The paper presented to me for review addresses the interesting issue of the mechanisms of the cellular immune response and immunogenetic markers of SARS-CoV-2 infection. The paper describes the detailed immunological characteristics of 70 patients with followed up to 60 days. The paper does not raise methodological concerns and is written in good and clear language.
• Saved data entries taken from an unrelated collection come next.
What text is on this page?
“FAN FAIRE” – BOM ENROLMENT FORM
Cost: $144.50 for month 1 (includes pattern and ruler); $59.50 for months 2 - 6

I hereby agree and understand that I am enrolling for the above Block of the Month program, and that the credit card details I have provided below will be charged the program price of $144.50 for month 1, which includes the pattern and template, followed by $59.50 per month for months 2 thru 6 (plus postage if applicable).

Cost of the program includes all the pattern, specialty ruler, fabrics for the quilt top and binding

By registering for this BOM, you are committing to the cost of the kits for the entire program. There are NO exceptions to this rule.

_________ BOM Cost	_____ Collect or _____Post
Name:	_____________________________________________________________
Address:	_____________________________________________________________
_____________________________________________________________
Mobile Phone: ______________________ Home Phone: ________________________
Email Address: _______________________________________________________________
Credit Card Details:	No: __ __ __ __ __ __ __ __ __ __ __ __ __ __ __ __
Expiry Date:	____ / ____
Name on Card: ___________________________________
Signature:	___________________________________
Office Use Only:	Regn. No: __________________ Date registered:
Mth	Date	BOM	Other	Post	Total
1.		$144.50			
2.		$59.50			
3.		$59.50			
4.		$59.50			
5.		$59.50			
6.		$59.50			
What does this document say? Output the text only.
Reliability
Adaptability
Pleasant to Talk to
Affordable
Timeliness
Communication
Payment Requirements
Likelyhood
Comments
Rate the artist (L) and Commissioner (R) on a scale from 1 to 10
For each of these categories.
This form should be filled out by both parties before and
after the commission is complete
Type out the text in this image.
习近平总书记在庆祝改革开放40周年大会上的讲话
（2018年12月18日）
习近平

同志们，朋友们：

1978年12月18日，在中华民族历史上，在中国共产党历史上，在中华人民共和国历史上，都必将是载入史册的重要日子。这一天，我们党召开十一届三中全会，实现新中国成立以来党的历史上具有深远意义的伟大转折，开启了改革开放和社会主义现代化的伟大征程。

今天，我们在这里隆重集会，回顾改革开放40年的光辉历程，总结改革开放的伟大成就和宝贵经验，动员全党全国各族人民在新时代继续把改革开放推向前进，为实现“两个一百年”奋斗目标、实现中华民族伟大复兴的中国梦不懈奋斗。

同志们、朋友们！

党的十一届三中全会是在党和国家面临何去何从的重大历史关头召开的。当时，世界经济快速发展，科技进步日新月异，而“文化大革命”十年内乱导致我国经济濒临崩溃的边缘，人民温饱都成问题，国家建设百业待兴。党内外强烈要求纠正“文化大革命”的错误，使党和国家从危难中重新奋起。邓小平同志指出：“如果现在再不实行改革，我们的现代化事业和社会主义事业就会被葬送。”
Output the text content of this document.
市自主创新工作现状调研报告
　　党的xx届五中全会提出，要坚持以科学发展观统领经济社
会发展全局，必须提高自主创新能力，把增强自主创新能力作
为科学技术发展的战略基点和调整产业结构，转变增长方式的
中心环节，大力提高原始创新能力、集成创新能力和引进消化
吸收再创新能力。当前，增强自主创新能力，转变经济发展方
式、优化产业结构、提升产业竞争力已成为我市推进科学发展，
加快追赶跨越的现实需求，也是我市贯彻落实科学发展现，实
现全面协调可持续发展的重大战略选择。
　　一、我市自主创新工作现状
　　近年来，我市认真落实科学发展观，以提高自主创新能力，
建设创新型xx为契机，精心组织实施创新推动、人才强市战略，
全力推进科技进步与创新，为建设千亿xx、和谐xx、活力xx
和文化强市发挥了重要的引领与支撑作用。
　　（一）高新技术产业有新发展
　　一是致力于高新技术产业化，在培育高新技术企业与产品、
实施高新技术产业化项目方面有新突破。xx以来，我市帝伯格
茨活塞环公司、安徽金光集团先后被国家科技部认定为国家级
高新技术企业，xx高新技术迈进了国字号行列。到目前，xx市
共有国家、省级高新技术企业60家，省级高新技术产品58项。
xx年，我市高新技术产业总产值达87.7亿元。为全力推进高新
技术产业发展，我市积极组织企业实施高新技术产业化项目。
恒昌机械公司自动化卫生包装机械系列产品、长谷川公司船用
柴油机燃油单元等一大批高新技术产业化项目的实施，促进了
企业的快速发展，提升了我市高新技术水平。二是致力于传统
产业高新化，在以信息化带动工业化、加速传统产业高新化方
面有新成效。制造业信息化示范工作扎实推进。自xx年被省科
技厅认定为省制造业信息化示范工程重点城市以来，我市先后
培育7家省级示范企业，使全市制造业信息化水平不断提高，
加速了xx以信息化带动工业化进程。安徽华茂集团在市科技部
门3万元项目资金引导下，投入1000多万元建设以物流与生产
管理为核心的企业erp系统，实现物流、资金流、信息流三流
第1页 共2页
However, before accepting the paper for publication, I would suggest some additions that may improve the quality of the paper:

1. It is worth noting in the introduction that one of the most common symptoms of SARS-CoV-2 infection is headache, which, present during the infection, worsens its course and distant prognosis based on: PMCID: PMC8988454

Authors: Thank you for your suggestion. It was added to introduction.

2. What was the immunological status of the patients analyzed? was it one infection or another e.g. second or third illness? were the patients vaccinated?

Authors:  Patients were not vaccinated. The ones without COVID-19, had other diseases, with similar symptoms.

Author Response File: Author Response.docx

Round 2

Reviewer 1 Report

Suggested changes have been added in the manuscript.

English level is acceptable.

Reviewer 2 Report

The responses answered the questions.